Behavioural analyses

Data were analyzed using SPSS version 20.0 (IBM, Inc., Chicago, IL, USA). Between-group comparisons for each of the relevant demographic and neuropsychological variables were performed using univariate analysis of variance (ANOVA) or, where appropriate, analyses of covariance for continuous measures, and chi-square tests for categorical measures. Recognition of each basic emotion was investigated for the two facial emotion recognition tasks. For each task, a 6×4 repeated measures ANOVA was conducted with Emotion (Anger, Disgust, Fear, Sadness, Surprise, Happiness) as the repeated, within subjects variable and Diagnosis as the between subjects variable (Control, bvFTD, SD, PNFA). Effect sizes using partial eta squared (ηp2) were calculated for main and interaction effects. Follow-up post hoc analyses (Bonferroni correction) were conducted to investigate differences across groups for each individual emotion.

Voxel-based morphometry analyses

A voxel-wise general linear model was applied to investigate grey matter intensity differences, using permutation-based, non-parametric statistics, with 5000 permutations per contrast [62]. Differences in cortical grey matter intensities between each patient group (bvFTD, SD, PNFA) and controls were assessed using t-tests. Age was included as a nuisance variable for all contrasts. For the atrophy analyses, the statistical threshold was set at p<.05, fully corrected for multiple comparisons [Family Wise Error (FWE)].
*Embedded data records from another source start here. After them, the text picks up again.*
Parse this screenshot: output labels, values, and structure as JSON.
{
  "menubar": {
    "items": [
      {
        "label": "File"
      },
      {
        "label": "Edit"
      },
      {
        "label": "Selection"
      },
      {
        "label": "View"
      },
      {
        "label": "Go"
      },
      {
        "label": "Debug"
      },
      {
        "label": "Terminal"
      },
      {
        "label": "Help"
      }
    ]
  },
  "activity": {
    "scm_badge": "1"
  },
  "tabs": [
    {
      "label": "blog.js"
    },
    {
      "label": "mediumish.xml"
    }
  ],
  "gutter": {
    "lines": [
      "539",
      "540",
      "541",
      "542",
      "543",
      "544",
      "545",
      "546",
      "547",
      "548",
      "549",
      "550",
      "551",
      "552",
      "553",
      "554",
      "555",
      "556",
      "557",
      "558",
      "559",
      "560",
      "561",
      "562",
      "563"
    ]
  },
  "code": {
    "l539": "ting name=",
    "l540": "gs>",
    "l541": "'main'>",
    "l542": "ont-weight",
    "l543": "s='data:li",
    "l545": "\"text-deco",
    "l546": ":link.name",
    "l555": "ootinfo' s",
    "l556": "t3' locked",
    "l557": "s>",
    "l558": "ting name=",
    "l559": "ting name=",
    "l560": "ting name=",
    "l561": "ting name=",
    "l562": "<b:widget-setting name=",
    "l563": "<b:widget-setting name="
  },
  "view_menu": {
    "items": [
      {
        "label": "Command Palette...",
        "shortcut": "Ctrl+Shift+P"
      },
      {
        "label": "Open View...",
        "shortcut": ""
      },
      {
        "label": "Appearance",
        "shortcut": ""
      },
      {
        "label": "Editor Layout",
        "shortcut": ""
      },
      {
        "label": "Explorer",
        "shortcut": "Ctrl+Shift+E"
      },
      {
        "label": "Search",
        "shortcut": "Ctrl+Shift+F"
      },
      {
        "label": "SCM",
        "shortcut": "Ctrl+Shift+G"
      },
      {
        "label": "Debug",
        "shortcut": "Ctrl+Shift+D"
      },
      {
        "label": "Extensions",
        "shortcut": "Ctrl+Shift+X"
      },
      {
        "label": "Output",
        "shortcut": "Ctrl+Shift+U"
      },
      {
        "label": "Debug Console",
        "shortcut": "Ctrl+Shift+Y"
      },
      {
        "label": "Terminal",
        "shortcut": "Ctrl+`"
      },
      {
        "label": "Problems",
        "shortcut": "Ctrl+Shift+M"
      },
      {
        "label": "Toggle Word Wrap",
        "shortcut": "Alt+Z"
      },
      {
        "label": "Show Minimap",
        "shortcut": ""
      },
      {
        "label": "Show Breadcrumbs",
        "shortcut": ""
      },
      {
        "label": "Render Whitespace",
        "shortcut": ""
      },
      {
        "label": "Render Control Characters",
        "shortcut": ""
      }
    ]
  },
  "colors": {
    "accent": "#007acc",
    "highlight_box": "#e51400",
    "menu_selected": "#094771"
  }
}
Next, correlations between behavioural performances, specific to each emotion type, on the two emotion recognition tasks were conducted. Two separate sets of identical contrasts were employed across both versions of the emotion recognition tasks (Ekman 60, Ekman Caricatures) for each emotion type (Anger, Disgust, Fear, Sadness, Surprise, Happiness). Firstly, all 6 emotions were entered simultaneously into the design matrix. Then, specific contrasts to investigate the neural correlates of each basic emotion independent of the others were run concurrently (e.g., for six emotions, neglecting nuisance variables the contrasts were: anger [1,0,0,0,0,0], disgust [0,1,0,0,0,0,], fear [0,0,1,0,0,0], sadness [0,0,0,1,0,0], surprise [0,0,0,0,1,0], happiness [0,0,0,0,0,1]). This approach allowed us to investigate the unique associations between grey-matter intensity and performance for each emotion of interest while covarying for performance on each of the other emotions (see [18]). Age was included as a nuisance variable, for all contrasts. Correlations between emotion recognition performance in each emotion subtype and regions of grey matter intensity were investigated in bvFTD, SD and PNFA subtypes and healthy controls combined. This method has been adopted in previous studies including FTD subtypes [63], [64] and serves to achieve greater variance in behavioural scores, thus increasing the statistical power to detect brain-behaviour relationships. For the behavioural analyses, no significant associations were present following correction for multiple comparisons using FWE. Therefore, for all behavioural analyses, the significance threshold was set at p<.001, uncorrected for multiple comparisons. An additional conservative cluster extent threshold of 100 contiguous voxels was used to reduce the likelihood of false positive voxels [65], [66]. This approach reduces the level of Type I errors while mitigating the risks of Type II errors [67].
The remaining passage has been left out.